Perspectives on playing John Coltrane’s Giant Steps

Well, it’s taken 133 weeks, but our journey through the Real Book has finally brought us to John Coltrane’s seminal composition “Giant Steps!”

In keeping with the hugely influential nature of this tune, I went deep on this one, producing a video I’m very proud of and one which I think will help you get a good overall perspective on playing the tune (whether you’ve been playing it for decades or are just now discovering it.)

On the video:

1. I discuss both the compositional and historical aspects of the tune.

2. I’m delighted to share valuable insight about Coltrane that was told to me by my college teacher Hale Smith, who knew Coltrane personally and also taught ear-training to Eric Dolphy. (Coltrane had actually played some of Hale’s jazz tunes early in his career.)

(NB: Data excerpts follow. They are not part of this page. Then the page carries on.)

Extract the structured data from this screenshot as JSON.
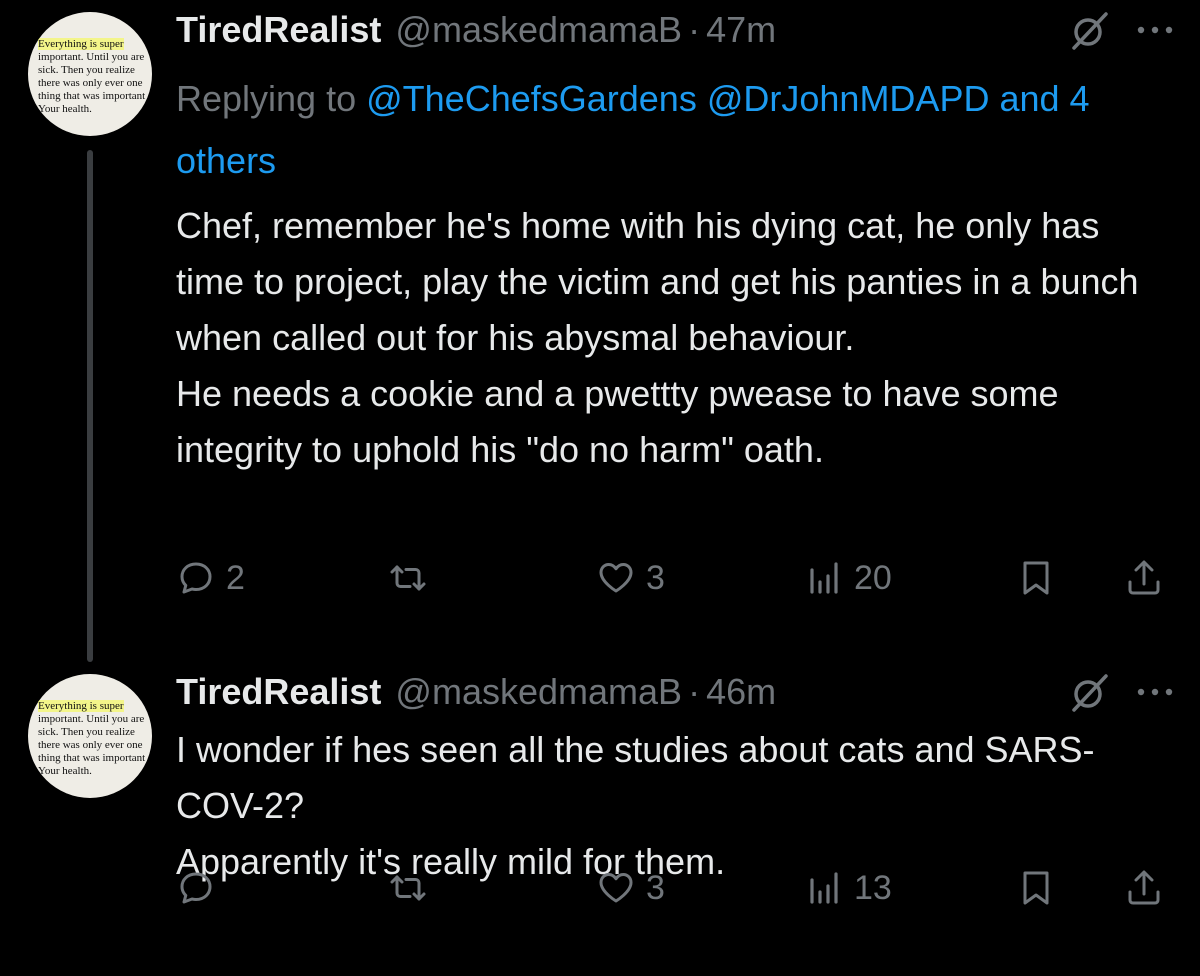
{
  "avatar": {
    "lines": [
      "Everything is super",
      "important. Until you are",
      "sick. Then you realize",
      "there was only ever one",
      "thing that was important",
      "Your health."
    ]
  },
  "tweets": [
    {
      "display_name": "TiredRealist",
      "handle": "@maskedmamaB",
      "separator": "·",
      "time": "47m",
      "reply_prefix": "Replying to",
      "mentions": [
        "@TheChefsGardens",
        "@DrJohnMDAPD",
        "and 4 others"
      ],
      "body": [
        "Chef, remember he's home with his dying cat, he only has time to project, play the victim and get his panties in a bunch when called out for his abysmal behaviour.",
        "He needs a cookie and a pwettty pwease to have some integrity to uphold his \"do no harm\" oath."
      ],
      "actions": {
        "replies": "2",
        "reposts": "",
        "likes": "3",
        "views": "20"
      }
    },
    {
      "display_name": "TiredRealist",
      "handle": "@maskedmamaB",
      "separator": "·",
      "time": "46m",
      "body": [
        "I wonder if hes seen all the studies about cats and SARS-COV-2?",
        "Apparently it's really mild for them."
      ],
      "actions": {
        "replies": "",
        "reposts": "",
        "likes": "3",
        "views": "13"
      }
    }
  ],
  "icons": {
    "reply": "reply-icon",
    "repost": "repost-icon",
    "like": "heart-icon",
    "views": "views-icon",
    "bookmark": "bookmark-icon",
    "share": "share-icon",
    "grok": "grok-icon",
    "more": "more-icon"
  },
  "colors": {
    "background": "#000000",
    "text": "#e7e9ea",
    "muted": "#71767b",
    "link": "#1d9bf0",
    "thread_line": "#3a3d40"
  }
}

3. I play an extended, solo piano version of Giant Steps that uses two different kinds of variation techniques: traditional “theme and variation” and “continuous development.” The traditional theme and variations is when you begin each chorus with a new pianistic texture or motif, and continuous development is when each motif seamlessly morphs into the next. Keith Jarrett and Sonny Rollins are two prominent jazz musicians who use continuous development in their playing.

The video is a biggie, and I think it will provide some much-needed insight and perspective on “Giant Steps.”

Giant Steps: Journey Through The Real Book #133

Have fun exploring Giant Steps, and remember to always “let the music flow!”